As of today, traders on Polymarket price this outcome at 44%. The number updates continuously as the order book clears. PolyGram mirrors the same live odds with locale-aware formatting and USDC settlement.
Resolution is handled by the UMA optimistic oracle on Polygon. A proposer submits the outcome, a 2-hour dispute window opens, and if uncontested the payout is final. Contested outcomes escalate to UMA token holders.
This prediction market is scheduled to close on 31 December 2026. After the resolving event occurs, settlement typically clears within 24 hours once the UMA optimistic oracle confirms the outcome. All payouts are in USDC on the Polygon network.
To trade on this prediction market, create a free PolyGram account at polygram.ink, deposit USDC via Polygon, and place a YES or NO order on the outcome you believe in. You can learn more on our how-it-works page. Your maximum loss is limited to your stake — there is no leverage or margin.

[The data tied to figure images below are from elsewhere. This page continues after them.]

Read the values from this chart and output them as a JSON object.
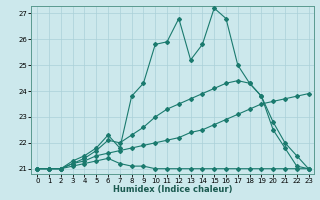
{
  "xlabel": "Humidex (Indice chaleur)",
  "xlim": [
    -0.5,
    23.5
  ],
  "ylim": [
    20.8,
    27.3
  ],
  "yticks": [
    21,
    22,
    23,
    24,
    25,
    26,
    27
  ],
  "xticks": [
    0,
    1,
    2,
    3,
    4,
    5,
    6,
    7,
    8,
    9,
    10,
    11,
    12,
    13,
    14,
    15,
    16,
    17,
    18,
    19,
    20,
    21,
    22,
    23
  ],
  "bg_color": "#cce8ec",
  "grid_color": "#aad0d8",
  "line_color": "#1a7a6e",
  "figsize": [
    3.2,
    2.0
  ],
  "dpi": 100,
  "series": [
    {
      "x": [
        0,
        1,
        2,
        3,
        4,
        5,
        6,
        7,
        8,
        9,
        10,
        11,
        12,
        13,
        14,
        15,
        16,
        17,
        18,
        19,
        20,
        21,
        22,
        23
      ],
      "y": [
        21.0,
        21.0,
        21.0,
        21.1,
        21.2,
        21.3,
        21.4,
        21.2,
        21.1,
        21.1,
        21.0,
        21.0,
        21.0,
        21.0,
        21.0,
        21.0,
        21.0,
        21.0,
        21.0,
        21.0,
        21.0,
        21.0,
        21.0,
        21.0
      ],
      "marker": "D",
      "markersize": 2.0,
      "linewidth": 0.8
    },
    {
      "x": [
        0,
        1,
        2,
        3,
        4,
        5,
        6,
        7,
        8,
        9,
        10,
        11,
        12,
        13,
        14,
        15,
        16,
        17,
        18,
        19,
        20,
        21,
        22,
        23
      ],
      "y": [
        21.0,
        21.0,
        21.0,
        21.2,
        21.3,
        21.5,
        21.6,
        21.7,
        21.8,
        21.9,
        22.0,
        22.1,
        22.2,
        22.4,
        22.5,
        22.7,
        22.9,
        23.1,
        23.3,
        23.5,
        23.6,
        23.7,
        23.8,
        23.9
      ],
      "marker": "D",
      "markersize": 2.0,
      "linewidth": 0.8
    },
    {
      "x": [
        0,
        1,
        2,
        3,
        4,
        5,
        6,
        7,
        8,
        9,
        10,
        11,
        12,
        13,
        14,
        15,
        16,
        17,
        18,
        19,
        20,
        21,
        22,
        23
      ],
      "y": [
        21.0,
        21.0,
        21.0,
        21.2,
        21.4,
        21.7,
        22.1,
        22.0,
        22.3,
        22.6,
        23.0,
        23.3,
        23.5,
        23.7,
        23.9,
        24.1,
        24.3,
        24.4,
        24.3,
        23.8,
        22.8,
        22.0,
        21.5,
        21.0
      ],
      "marker": "D",
      "markersize": 2.0,
      "linewidth": 0.8
    },
    {
      "x": [
        0,
        1,
        2,
        3,
        4,
        5,
        6,
        7,
        8,
        9,
        10,
        11,
        12,
        13,
        14,
        15,
        16,
        17,
        18,
        19,
        20,
        21,
        22,
        23
      ],
      "y": [
        21.0,
        21.0,
        21.0,
        21.3,
        21.5,
        21.8,
        22.3,
        21.8,
        23.8,
        24.3,
        25.8,
        25.9,
        26.8,
        25.2,
        25.8,
        27.2,
        26.8,
        25.0,
        24.3,
        23.8,
        22.5,
        21.8,
        21.1,
        21.0
      ],
      "marker": "D",
      "markersize": 2.0,
      "linewidth": 0.8
    }
  ]
}
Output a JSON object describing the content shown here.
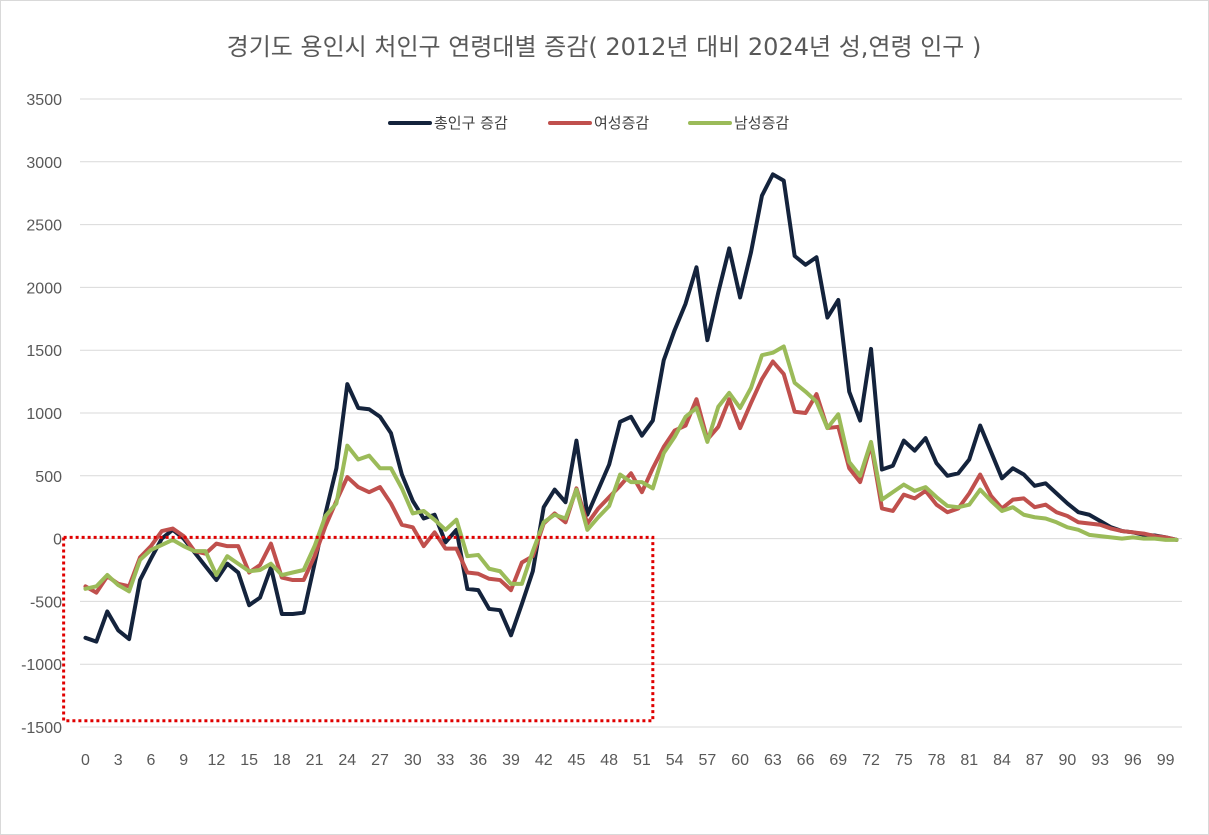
{
  "chart_data": {
    "type": "line",
    "title": "경기도 용인시 처인구 연령대별 증감( 2012년 대비 2024년 성,연령 인구 )",
    "xlabel": "",
    "ylabel": "",
    "ylim": [
      -1500,
      3500
    ],
    "y_ticks": [
      "3500",
      "3000",
      "2500",
      "2000",
      "1500",
      "1000",
      "500",
      "0",
      "-500",
      "-1000",
      "-1500"
    ],
    "x_tick_labels": [
      "0",
      "3",
      "6",
      "9",
      "12",
      "15",
      "18",
      "21",
      "24",
      "27",
      "30",
      "33",
      "36",
      "39",
      "42",
      "45",
      "48",
      "51",
      "54",
      "57",
      "60",
      "63",
      "66",
      "69",
      "72",
      "75",
      "78",
      "81",
      "84",
      "87",
      "90",
      "93",
      "96",
      "99"
    ],
    "grid": true,
    "legend_position": "top-center",
    "highlight_box": {
      "x_range": [
        -2,
        52
      ],
      "y_range": [
        -1450,
        10
      ],
      "color": "#e00000",
      "style": "dotted"
    },
    "series": [
      {
        "name": "총인구 증감",
        "color": "#14233c",
        "values": [
          -790,
          -820,
          -580,
          -730,
          -800,
          -330,
          -160,
          0,
          70,
          0,
          -110,
          -220,
          -330,
          -200,
          -270,
          -530,
          -470,
          -230,
          -600,
          -600,
          -590,
          -200,
          200,
          560,
          1230,
          1040,
          1030,
          970,
          840,
          510,
          300,
          160,
          190,
          -30,
          70,
          -400,
          -410,
          -560,
          -570,
          -770,
          -520,
          -260,
          250,
          390,
          290,
          780,
          190,
          390,
          590,
          930,
          970,
          820,
          940,
          1420,
          1660,
          1870,
          2160,
          1580,
          1960,
          2310,
          1920,
          2280,
          2730,
          2900,
          2850,
          2250,
          2180,
          2240,
          1760,
          1900,
          1170,
          940,
          1510,
          550,
          580,
          780,
          700,
          800,
          600,
          500,
          520,
          630,
          900,
          690,
          480,
          560,
          510,
          420,
          440,
          360,
          280,
          210,
          190,
          140,
          90,
          60,
          50,
          30,
          25,
          10,
          -10
        ],
        "width": 4
      },
      {
        "name": "여성증감",
        "color": "#c0504d",
        "values": [
          -380,
          -430,
          -300,
          -360,
          -380,
          -150,
          -60,
          60,
          80,
          20,
          -100,
          -120,
          -40,
          -60,
          -60,
          -270,
          -210,
          -40,
          -310,
          -330,
          -330,
          -140,
          100,
          300,
          490,
          410,
          370,
          410,
          280,
          110,
          90,
          -60,
          50,
          -80,
          -80,
          -270,
          -280,
          -320,
          -330,
          -410,
          -190,
          -140,
          120,
          200,
          130,
          400,
          120,
          240,
          330,
          420,
          520,
          370,
          560,
          730,
          860,
          900,
          1110,
          790,
          890,
          1110,
          880,
          1080,
          1270,
          1410,
          1310,
          1010,
          1000,
          1150,
          880,
          890,
          560,
          450,
          750,
          240,
          220,
          350,
          320,
          380,
          270,
          210,
          240,
          360,
          510,
          340,
          240,
          310,
          320,
          250,
          270,
          210,
          180,
          130,
          120,
          110,
          80,
          60,
          50,
          40,
          20,
          10,
          -10
        ],
        "width": 4
      },
      {
        "name": "남성증감",
        "color": "#9bbb59",
        "values": [
          -400,
          -380,
          -290,
          -370,
          -420,
          -170,
          -90,
          -50,
          -10,
          -60,
          -100,
          -100,
          -290,
          -140,
          -200,
          -260,
          -250,
          -200,
          -290,
          -270,
          -250,
          -60,
          180,
          280,
          740,
          630,
          660,
          560,
          560,
          400,
          200,
          220,
          150,
          70,
          150,
          -140,
          -130,
          -240,
          -260,
          -360,
          -360,
          -100,
          130,
          190,
          160,
          390,
          70,
          170,
          260,
          510,
          450,
          450,
          400,
          680,
          810,
          970,
          1040,
          770,
          1050,
          1160,
          1040,
          1200,
          1460,
          1480,
          1530,
          1240,
          1170,
          1090,
          880,
          990,
          610,
          500,
          770,
          310,
          370,
          430,
          380,
          410,
          330,
          260,
          250,
          270,
          390,
          300,
          220,
          250,
          190,
          170,
          160,
          130,
          90,
          70,
          30,
          20,
          10,
          0,
          10,
          0,
          0,
          -10,
          -10
        ],
        "width": 4
      }
    ]
  }
}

When the outcome is determined, winning YES shares pay out $1.00 each in USDC, while losing shares pay $0. Settlement is handled by the UMA optimistic oracle on Polygon — a proposer submits the result, a two-hour dispute window opens, and if uncontested, payouts are distributed automatically. You can withdraw your winnings to any Polygon wallet.
Prediction-market positions can lose 100% of staked capital. Outcomes are uncertain by definition — historical accuracy of crowd-implied probabilities is high in aggregate but not for any single market. PolyGram does not provide investment advice. Trade only with capital you can afford to lose.
Regulatory status varies by jurisdiction. Germany, the United States, and most EU countries treat Polymarket-style event contracts under one of three frameworks: financial derivative, gambling product, or unregulated novel asset. Consult local counsel before trading.